The dollar index against major currencies was down 0.2% for the day in morning trading in New York after meetings of central banks including those of Europe, England, Switzerland and Norway.

The British pound rose as much as 0.8% on the dollar after the Bank of England became the first major central bank to raise interest rates since the beginning of the pandemic.

The euro climbed more than 0.3% for a second day after the European Central Bank said it would continue to cut its bond purchases.

“What a day,” Marc Chandler, chief market strategist at Bannockburn Global Forex said of the volatility.

The moves suggested that traders with short positions in the euro and sterling were closing out their bets, Chandler said.

The euro moves against the dollar also seem to be tracking changes in the spread between yields of two-year government securities on the two continents, Chandler said.

The euro was last up 0.1% to $1.1304.

The ECB said it will cut bond buys under its 1.85 trillion euro Pandemic Emergency Purchase Programme and will end the scheme as expected in March.

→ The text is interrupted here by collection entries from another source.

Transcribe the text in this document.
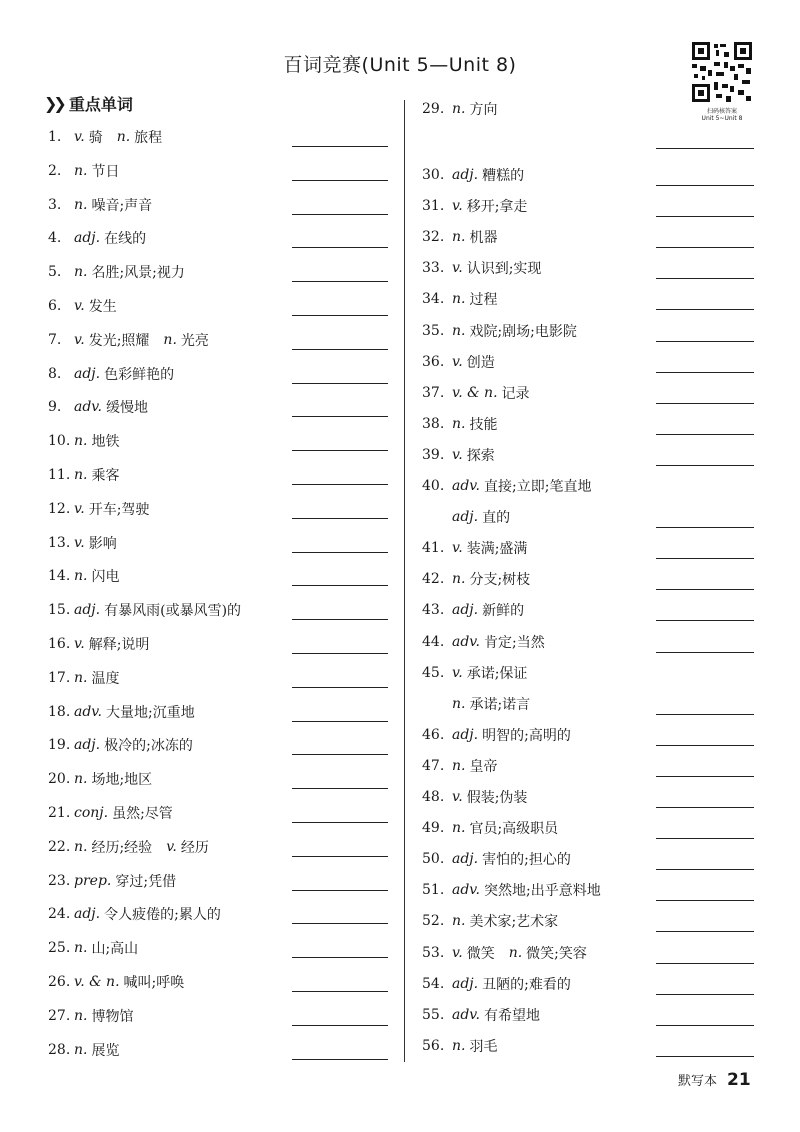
百词竞赛(Unit 5—Unit 8)
扫码核答案
Unit 5~Unit 8
❯❯ 重点单词
1. v. 骑 n. 旅程
2. n. 节日
3. n. 噪音;声音
4. adj. 在线的
5. n. 名胜;风景;视力
6. v. 发生
7. v. 发光;照耀 n. 光亮
8. adj. 色彩鲜艳的
9. adv. 缓慢地
10. n. 地铁
11. n. 乘客
12. v. 开车;驾驶
13. v. 影响
14. n. 闪电
15. adj. 有暴风雨(或暴风雪)的
16. v. 解释;说明
17. n. 温度
18. adv. 大量地;沉重地
19. adj. 极冷的;冰冻的
20. n. 场地;地区
21. conj. 虽然;尽管
22. n. 经历;经验 v. 经历
23. prep. 穿过;凭借
24. adj. 令人疲倦的;累人的
25. n. 山;高山
26. v. & n. 喊叫;呼唤
27. n. 博物馆
28. n. 展览
29. n. 方向
30. adj. 糟糕的
31. v. 移开;拿走
32. n. 机器
33. v. 认识到;实现
34. n. 过程
35. n. 戏院;剧场;电影院
36. v. 创造
37. v. & n. 记录
38. n. 技能
39. v. 探索
40. adv. 直接;立即;笔直地
adj. 直的
41. v. 装满;盛满
42. n. 分支;树枝
43. adj. 新鲜的
44. adv. 肯定;当然
45. v. 承诺;保证
n. 承诺;诺言
46. adj. 明智的;高明的
47. n. 皇帝
48. v. 假装;伪装
49. n. 官员;高级职员
50. adj. 害怕的;担心的
51. adv. 突然地;出乎意料地
52. n. 美术家;艺术家
53. v. 微笑 n. 微笑;笑容
54. adj. 丑陋的;难看的
55. adv. 有希望地
56. n. 羽毛
默写本 21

The ECB also outlined continuing support, that was less than some analysts expected, through its longer-running, but more rigid, Asset Purchase Programme (APP).

“The ECB has surprised the market with the relatively contained size of APP monthly purchases going forward,” said Jane Foley, head of FX strategy, at Rabobank in London.

Still, she said, “there are dovish elements in its statement with respect to the reinvestments of the PEPP and the fact that it could be resumed.”

Dovish elements in central bank statements are giving markets confidence to move toward riskier trades.

Sterling was last up 0.4% to $1.3323.

The US Federal Reserve said on Wednesday that it will end its pandemic-era bond buying in March, paving the way for an expected three interest rate hikes in 2022.